Recently, there was a rumor going around that Jack Nicholson had retired from acting because he got a bad case of the “olds” and could no longer memorize scripts. Thankfully, everyone’s favorite horny grandfather has come out in a new interview to not only squash that talk, but to remind everyone why he is just the ultimate bad ass.
He also tries to play down how much action he is getting these days, but I think Nicholson is just trying to be humble so that he doesn’t make other 70 year old men look bad.Speaking to Britain’s Sun magazine, Nicholson comes out guns a blazing against rumors that he’s retired from acting. Seems ol Jack sees what most of us see- that the majority of films being made now a days are chock full of shit. And being the legend that he is, Jack ain’t got time for that. Nicholson doesn’t have to work another day in his life, so why would he lower himself to star in some crap that doesn’t actually have substance?
“The movie business is the greatest business but I only want to do films that move people, films about emotions and people. I had the most chilling thought that maybe people in their twenties and thirties don’t actually want to be moved anymore.
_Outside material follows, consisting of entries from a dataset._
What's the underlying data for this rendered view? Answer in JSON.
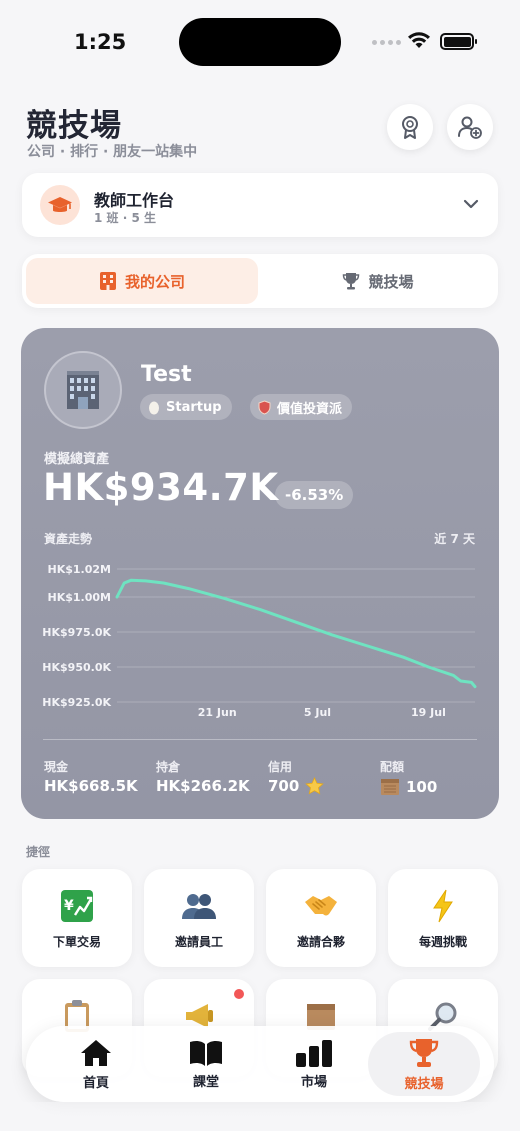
{
  "status_bar": {
    "time": "1:25"
  },
  "header": {
    "title": "競技場",
    "subtitle": "公司 · 排行 · 朋友一站集中",
    "buttons": [
      "badge-icon",
      "add-friend-icon"
    ]
  },
  "teacher": {
    "title": "教師工作台",
    "subtitle": "1 班 · 5 生",
    "icon": "graduation-cap-icon"
  },
  "segments": [
    {
      "label": "我的公司",
      "icon": "building-icon",
      "active": true
    },
    {
      "label": "競技場",
      "icon": "trophy-icon",
      "active": false
    }
  ],
  "company": {
    "name": "Test",
    "tags": [
      {
        "label": "Startup",
        "icon": "egg-icon"
      },
      {
        "label": "價值投資派",
        "icon": "shield-icon"
      }
    ],
    "assets_label": "模擬總資產",
    "assets_value": "HK$934.7K",
    "change": "-6.53%",
    "trend_label": "資產走勢",
    "range_label": "近 7 天",
    "stats": [
      {
        "label": "現金",
        "value": "HK$668.5K",
        "icon": ""
      },
      {
        "label": "持倉",
        "value": "HK$266.2K",
        "icon": ""
      },
      {
        "label": "信用",
        "value": "700",
        "icon": "star-icon"
      },
      {
        "label": "配額",
        "value": "100",
        "icon": "box-icon"
      }
    ]
  },
  "chart_data": {
    "type": "line",
    "y_tick_labels": [
      "HK$1.02M",
      "HK$1.00M",
      "HK$975.0K",
      "HK$950.0K",
      "HK$925.0K"
    ],
    "y_ticks": [
      1020000,
      1000000,
      975000,
      950000,
      925000
    ],
    "x_tick_labels": [
      "21 Jun",
      "5 Jul",
      "19 Jul"
    ],
    "ylim": [
      915000,
      1025000
    ],
    "grid": true,
    "series": [
      {
        "color": "#6fe3c1",
        "x": [
          0,
          0.02,
          0.04,
          0.08,
          0.13,
          0.2,
          0.3,
          0.4,
          0.5,
          0.6,
          0.7,
          0.8,
          0.87,
          0.94,
          0.96,
          0.99,
          1.0
        ],
        "values": [
          1000000,
          1010000,
          1012000,
          1011500,
          1010000,
          1006000,
          999000,
          991000,
          982000,
          973000,
          965000,
          957000,
          950000,
          944000,
          940000,
          939000,
          936000
        ]
      }
    ]
  },
  "shortcuts": {
    "title": "捷徑",
    "row1": [
      {
        "label": "下單交易",
        "icon": "chart-up-icon"
      },
      {
        "label": "邀請員工",
        "icon": "people-icon"
      },
      {
        "label": "邀請合夥",
        "icon": "handshake-icon"
      },
      {
        "label": "每週挑戰",
        "icon": "lightning-icon"
      }
    ],
    "row2": [
      {
        "label": "",
        "icon": "clipboard-icon"
      },
      {
        "label": "",
        "icon": "megaphone-icon",
        "badge": true
      },
      {
        "label": "",
        "icon": "box-icon"
      },
      {
        "label": "",
        "icon": "magnifier-icon"
      }
    ]
  },
  "tab_bar": [
    {
      "label": "首頁",
      "icon": "home-icon",
      "active": false
    },
    {
      "label": "課堂",
      "icon": "book-icon",
      "active": false
    },
    {
      "label": "市場",
      "icon": "bar-chart-icon",
      "active": false
    },
    {
      "label": "競技場",
      "icon": "trophy-icon",
      "active": true
    }
  ],
  "colors": {
    "accent": "#e8622c",
    "card_bg": "#9a9cab",
    "line": "#6fe3c1",
    "badge": "#f25757"
  }
}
They may want just to see more bombs, more explosions, because that is what they have grown up with. And I’ll never do that type of movie.”
He has a point. Could you really see Nicholson fighting aliens or starring in Expendable 3; Rise of the Geriatrics and going up against melted plastic face, Sylvester Stallone?
Nicholson then tries to give us the sads by bringing up the fact that he is fully aware that he is old, and that hitting on a 20-something year old is basically creepy now. What Nicholson probably doesn’t realize is that he doesn’t need to hit on anyone. He is Jack Mothereffing Nicholson. Bitches come to him. Doesn’t he remember what happened at the Oscars when he basically brought Katniss Everdeen to her knees with one perfect eyebrow raise?
He does, however, admit that he regrets how he handled the ending of his long term on/off relationship with Anjelica Huston.
“That annihilated me. I’m kind of childish emotionally and I did make a mistake in the way I handled it. I would love that one last romance, a real romance, but I’m not very realistic about it happening. What I can’t deny is my yearning.”
Nicholson probably could have that again, but he’d probably have to give up the buxom beauties barely old enough to drink, and instead focus on a real woman with a lot of life experience and a few wrinkles. Someone who could enjoy the senior citizen discount at IHOP right along beside him.
A Rooty Tooty shared between lovers is a special experience, but I imagine so is knowing you can still tap the asses of women ridiculously hotter than most of the population. There really is no loser here.